In 2012, around 40,000 Russian tourists visited Malaysia, and the Malaysian government expressed its intent to further increase the number of Russian tourists through the establishment of direct flights between the two countries. Trade between the two countries in 2016 valued around US$2.2 billion. On 15 March 2016, a Russian-Malaysian business council was established with the intent to strengthen cooperation on economic, scientific, technological issues and culture.

== Security relations and collaboration in science field ==
On 19 May 2007, Jamaluddin Jarjis then Malaysia's Minister of Science, Technology and Innovation announced that two Malaysian candidates for astronauts (Faiz Khaleed and Sheikh Muszaphar Shukor) will undergo training in Moscow as part of a billion-dollar deal for 18 Sukhoi Su-30MKM fighter jets.
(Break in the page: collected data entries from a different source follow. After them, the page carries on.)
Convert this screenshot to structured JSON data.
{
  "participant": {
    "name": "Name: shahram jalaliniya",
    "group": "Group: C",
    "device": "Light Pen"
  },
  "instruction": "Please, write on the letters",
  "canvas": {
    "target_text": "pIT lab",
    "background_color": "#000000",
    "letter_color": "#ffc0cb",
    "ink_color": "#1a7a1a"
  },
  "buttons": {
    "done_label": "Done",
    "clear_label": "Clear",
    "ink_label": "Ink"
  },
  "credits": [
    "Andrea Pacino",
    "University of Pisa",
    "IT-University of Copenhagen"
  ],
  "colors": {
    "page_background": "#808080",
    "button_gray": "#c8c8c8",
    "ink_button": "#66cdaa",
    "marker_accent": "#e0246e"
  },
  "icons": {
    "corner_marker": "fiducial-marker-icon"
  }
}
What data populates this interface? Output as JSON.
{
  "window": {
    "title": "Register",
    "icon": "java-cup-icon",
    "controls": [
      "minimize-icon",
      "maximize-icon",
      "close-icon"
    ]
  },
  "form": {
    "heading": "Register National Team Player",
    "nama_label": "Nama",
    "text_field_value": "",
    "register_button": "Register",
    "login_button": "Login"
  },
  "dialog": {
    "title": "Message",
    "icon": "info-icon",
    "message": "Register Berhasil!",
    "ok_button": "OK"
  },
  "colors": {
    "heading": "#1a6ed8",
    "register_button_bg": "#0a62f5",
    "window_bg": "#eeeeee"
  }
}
These astronauts brought along cancer cells, bacteria and protein for studies in space. One of the two candidates, Sheikh Muszaphar succeeded in the training and was sent to the International Space Station (ISS) as part of the Angkasawan program for the Malaysian National Space Agency (MNSA) and the Russian Federal Space Agency (Roscosmos). The mission was a success and Sheikh Muszaphar became the first Malaysian national to travel to space. In 2016, Malaysia acknowledged Russia's strength in the military and aerospace sector and sought their help in the expansion of those sectors in Malaysia. In 2018, Russia set a branch office of the Russian Centre of Science and Culture (RCSC) in Kota Kinabalu to expand the existing co-operation between Malaysia and Russia in the fields of economy, culture and science.

In October 2024, corvettes Aldar Tsydenzhapov, Gromkiy and Rezkiy, along with replenishment oiler Pechanga, docked in George Town where the crews attended a ceremony to commemorate the 110th anniversary of the Battle of Penang. The following month in 20 November, the Russian Navy's Project 636.3 Ufa diesel-electric submarine and rescue tug Alatau made a business call at the port of Kota Kinabalu where both the Russian and Malaysian navies are set to conduct the PASSEX joint drills in the South China Sea.

==Public opinion==
In June 2022, a public opinion survey conducted by the Pew Research Center found that 47% of Malaysians had a favourable view of Russia while 30% of Malaysians had a somewhat unfavourable view of Russia and 20% had a very unfavourable view of Russia, making it the only country surveyed where majority of Malaysian expresses their confidence on Russia and its leader.